Many stock market experts believe we are now entering into the second stage of the bull market, a period characterized by increased volatility, slower growth rates and deceleration of earnings growth. Some predict that the Dow will break through 10,000 in the next month or two, but also caution investors to scale back their expectations.
Although the consensus is that we will not see a repeat performance of the market's growth in 2003, most experts are generally optimistic. Here's what the gurus believe will drive the market in 2004:
- Economic growth will continue, but at around 4 percent rather than the stellar 7.2 percent annualized rate recorded during the third quarter of 2003.
- Economic data is expected to meet, rather than exceed, expectations.
- Interest rates are expected to continue at current low rates. The Federal Reserve has indicated no plans to hike rates, which means that stocks will continue to be an attractive alternative to money market funds and certificates of deposit. Low interest rates also help corporations reduce the cost of borrowing and will help boost profit margins, too.

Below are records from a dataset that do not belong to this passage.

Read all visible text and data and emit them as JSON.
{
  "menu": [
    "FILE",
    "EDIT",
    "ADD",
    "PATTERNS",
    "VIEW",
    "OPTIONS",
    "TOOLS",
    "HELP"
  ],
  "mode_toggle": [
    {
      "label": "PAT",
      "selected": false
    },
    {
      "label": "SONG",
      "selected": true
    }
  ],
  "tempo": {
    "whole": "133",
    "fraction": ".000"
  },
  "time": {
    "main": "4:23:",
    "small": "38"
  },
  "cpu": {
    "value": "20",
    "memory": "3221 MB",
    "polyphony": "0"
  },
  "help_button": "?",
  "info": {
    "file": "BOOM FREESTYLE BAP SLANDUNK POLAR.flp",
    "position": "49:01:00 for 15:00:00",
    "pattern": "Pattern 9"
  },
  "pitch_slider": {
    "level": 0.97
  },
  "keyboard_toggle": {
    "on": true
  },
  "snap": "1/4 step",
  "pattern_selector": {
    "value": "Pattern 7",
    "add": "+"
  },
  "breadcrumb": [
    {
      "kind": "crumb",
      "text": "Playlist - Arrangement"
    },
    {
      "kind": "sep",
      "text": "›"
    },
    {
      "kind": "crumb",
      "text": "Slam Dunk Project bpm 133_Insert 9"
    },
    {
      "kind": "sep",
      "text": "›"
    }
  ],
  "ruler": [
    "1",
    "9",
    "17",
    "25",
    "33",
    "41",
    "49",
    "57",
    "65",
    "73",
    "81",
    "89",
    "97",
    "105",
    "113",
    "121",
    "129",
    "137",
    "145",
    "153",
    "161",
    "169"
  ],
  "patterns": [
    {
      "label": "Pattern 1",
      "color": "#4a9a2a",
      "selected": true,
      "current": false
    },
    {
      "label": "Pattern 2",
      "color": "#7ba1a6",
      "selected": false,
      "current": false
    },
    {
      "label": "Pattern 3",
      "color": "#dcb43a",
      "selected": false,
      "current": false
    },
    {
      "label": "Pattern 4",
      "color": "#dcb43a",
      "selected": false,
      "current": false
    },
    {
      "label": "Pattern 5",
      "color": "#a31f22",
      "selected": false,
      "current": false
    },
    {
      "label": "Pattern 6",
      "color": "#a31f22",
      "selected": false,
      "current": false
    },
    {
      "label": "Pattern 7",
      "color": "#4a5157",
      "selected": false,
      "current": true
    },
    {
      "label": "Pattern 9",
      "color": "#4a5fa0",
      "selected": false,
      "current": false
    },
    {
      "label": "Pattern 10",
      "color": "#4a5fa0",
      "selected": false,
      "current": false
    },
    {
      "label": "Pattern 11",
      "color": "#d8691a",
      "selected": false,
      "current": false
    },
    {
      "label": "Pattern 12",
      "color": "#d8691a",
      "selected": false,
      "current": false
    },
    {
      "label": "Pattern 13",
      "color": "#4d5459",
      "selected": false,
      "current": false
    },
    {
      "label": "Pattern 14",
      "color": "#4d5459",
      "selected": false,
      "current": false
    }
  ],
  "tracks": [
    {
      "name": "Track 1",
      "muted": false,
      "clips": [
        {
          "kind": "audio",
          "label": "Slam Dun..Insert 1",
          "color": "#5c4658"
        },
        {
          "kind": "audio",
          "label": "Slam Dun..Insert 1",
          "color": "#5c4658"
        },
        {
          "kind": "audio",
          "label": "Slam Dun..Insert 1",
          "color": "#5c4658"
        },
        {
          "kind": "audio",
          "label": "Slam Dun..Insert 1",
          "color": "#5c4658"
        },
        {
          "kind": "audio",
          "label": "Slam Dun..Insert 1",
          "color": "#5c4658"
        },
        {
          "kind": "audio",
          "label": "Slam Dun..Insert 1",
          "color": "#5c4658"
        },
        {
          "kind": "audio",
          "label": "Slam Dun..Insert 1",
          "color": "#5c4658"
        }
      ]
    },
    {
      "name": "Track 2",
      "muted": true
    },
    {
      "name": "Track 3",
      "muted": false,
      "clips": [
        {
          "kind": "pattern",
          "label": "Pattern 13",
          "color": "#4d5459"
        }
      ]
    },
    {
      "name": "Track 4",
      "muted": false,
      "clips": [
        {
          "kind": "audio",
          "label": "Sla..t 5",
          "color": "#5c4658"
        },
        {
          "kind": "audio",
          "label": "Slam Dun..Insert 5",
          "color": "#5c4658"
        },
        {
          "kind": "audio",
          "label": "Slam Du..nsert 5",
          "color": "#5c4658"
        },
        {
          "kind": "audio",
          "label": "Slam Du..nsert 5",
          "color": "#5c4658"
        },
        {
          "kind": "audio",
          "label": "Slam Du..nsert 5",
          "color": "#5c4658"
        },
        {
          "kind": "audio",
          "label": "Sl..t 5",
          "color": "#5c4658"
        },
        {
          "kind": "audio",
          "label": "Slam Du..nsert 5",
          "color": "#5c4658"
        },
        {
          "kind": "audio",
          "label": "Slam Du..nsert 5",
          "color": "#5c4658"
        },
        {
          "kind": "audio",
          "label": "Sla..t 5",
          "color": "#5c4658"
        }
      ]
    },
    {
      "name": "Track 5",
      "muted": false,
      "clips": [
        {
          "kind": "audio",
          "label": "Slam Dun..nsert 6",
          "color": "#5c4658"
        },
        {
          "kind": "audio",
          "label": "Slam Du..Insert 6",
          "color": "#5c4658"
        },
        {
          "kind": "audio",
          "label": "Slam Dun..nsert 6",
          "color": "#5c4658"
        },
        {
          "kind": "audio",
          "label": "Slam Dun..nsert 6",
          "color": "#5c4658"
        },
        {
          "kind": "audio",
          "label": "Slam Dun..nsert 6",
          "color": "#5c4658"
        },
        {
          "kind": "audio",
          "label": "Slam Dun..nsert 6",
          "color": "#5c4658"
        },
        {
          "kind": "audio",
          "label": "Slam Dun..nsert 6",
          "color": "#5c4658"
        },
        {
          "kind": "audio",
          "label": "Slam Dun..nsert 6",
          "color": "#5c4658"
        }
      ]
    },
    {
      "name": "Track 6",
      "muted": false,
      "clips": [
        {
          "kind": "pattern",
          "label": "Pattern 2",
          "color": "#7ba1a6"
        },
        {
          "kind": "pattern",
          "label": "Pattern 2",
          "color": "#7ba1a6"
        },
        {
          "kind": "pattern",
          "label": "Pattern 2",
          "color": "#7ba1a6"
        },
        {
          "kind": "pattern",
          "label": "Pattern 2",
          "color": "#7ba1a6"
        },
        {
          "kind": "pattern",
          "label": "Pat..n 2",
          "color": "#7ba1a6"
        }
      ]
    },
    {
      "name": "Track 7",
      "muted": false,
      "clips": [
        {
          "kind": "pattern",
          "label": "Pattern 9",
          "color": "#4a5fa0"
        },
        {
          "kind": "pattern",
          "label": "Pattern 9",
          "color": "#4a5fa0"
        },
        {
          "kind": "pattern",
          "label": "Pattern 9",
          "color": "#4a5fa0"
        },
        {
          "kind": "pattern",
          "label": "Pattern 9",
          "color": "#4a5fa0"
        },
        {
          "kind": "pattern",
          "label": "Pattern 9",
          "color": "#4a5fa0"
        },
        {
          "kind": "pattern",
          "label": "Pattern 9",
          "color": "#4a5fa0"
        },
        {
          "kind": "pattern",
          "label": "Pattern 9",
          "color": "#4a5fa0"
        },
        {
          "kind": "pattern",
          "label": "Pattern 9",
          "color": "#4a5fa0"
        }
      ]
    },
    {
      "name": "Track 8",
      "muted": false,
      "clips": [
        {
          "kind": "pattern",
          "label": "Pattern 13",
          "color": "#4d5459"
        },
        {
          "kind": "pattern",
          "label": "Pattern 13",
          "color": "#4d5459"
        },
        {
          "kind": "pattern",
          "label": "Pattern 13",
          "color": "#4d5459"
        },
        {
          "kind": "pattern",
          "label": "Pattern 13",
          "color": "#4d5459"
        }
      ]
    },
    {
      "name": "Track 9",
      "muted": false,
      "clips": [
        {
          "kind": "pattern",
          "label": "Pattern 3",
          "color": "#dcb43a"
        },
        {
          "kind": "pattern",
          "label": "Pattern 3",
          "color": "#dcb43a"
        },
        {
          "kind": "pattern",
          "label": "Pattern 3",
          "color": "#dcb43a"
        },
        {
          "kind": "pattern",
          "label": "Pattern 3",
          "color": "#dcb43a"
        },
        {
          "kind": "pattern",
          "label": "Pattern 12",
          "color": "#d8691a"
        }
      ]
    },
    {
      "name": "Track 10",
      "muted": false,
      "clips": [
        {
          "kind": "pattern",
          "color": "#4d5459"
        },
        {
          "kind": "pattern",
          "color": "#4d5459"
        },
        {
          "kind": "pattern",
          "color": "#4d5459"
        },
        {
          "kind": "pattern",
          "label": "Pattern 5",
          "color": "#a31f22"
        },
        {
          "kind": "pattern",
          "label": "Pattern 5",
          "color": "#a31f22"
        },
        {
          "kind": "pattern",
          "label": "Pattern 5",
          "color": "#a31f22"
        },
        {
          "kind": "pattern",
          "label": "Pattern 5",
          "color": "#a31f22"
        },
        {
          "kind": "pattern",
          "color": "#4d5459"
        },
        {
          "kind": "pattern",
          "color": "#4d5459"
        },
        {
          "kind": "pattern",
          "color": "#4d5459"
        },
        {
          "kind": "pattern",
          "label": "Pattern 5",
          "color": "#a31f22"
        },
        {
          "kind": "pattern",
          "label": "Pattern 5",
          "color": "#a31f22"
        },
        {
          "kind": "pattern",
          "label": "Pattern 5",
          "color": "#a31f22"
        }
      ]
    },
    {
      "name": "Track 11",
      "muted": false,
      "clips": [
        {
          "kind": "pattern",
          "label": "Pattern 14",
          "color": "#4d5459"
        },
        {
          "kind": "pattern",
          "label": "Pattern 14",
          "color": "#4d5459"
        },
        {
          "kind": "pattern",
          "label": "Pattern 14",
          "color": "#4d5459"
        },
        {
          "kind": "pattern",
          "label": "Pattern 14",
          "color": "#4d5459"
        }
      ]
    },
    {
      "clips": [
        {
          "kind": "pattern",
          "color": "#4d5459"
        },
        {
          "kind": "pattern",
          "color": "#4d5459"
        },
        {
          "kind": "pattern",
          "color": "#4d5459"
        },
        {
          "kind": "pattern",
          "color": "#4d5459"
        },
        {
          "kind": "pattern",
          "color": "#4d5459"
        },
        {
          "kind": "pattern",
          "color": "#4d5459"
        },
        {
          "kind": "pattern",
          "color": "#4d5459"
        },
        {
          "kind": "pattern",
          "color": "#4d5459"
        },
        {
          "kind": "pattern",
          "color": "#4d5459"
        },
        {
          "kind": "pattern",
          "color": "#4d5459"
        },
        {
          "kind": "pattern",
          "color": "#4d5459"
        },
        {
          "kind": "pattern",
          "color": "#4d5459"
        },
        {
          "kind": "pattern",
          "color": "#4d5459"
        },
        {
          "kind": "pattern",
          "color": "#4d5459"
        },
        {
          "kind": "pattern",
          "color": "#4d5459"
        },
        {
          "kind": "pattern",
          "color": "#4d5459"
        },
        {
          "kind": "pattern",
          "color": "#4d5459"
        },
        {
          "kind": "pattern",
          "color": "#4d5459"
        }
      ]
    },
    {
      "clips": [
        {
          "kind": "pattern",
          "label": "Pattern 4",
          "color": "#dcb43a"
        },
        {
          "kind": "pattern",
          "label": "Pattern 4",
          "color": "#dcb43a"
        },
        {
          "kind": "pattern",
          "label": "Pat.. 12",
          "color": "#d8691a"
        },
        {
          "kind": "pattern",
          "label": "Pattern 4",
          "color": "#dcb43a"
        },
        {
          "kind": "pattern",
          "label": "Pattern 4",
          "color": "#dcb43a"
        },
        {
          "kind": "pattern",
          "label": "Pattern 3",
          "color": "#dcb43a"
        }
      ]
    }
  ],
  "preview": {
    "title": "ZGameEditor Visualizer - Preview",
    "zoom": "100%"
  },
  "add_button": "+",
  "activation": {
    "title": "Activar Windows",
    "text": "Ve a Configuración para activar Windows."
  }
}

On the down side, some gurus see a few dark clouds on the horizon. The stagnant job market continues to cause concern. Experts fear that, unless the job picture improves, consumers may begin to cut spending with significant impact for the nation's overall economic health. Others point to the anticipated deceleration in earnings growth. As a result, they believe the Dow Jones Industrial Average (DJIA) will outpace the Nasdaq 100, and recommend that investors unload over-valued tech stocks and build a more defensive portfolio to reflect the composition of the DJIA.
Bottom line: Timing is everything…especially as the year draws to a close. And so, make time now to plan your year-end tax-related trading and to develop a winning strategy to leverage every opportunity available to you in the New Year.
May you experience all the joys of the upcoming holiday season and enjoy prosperity, peace and happiness throughout the New Year.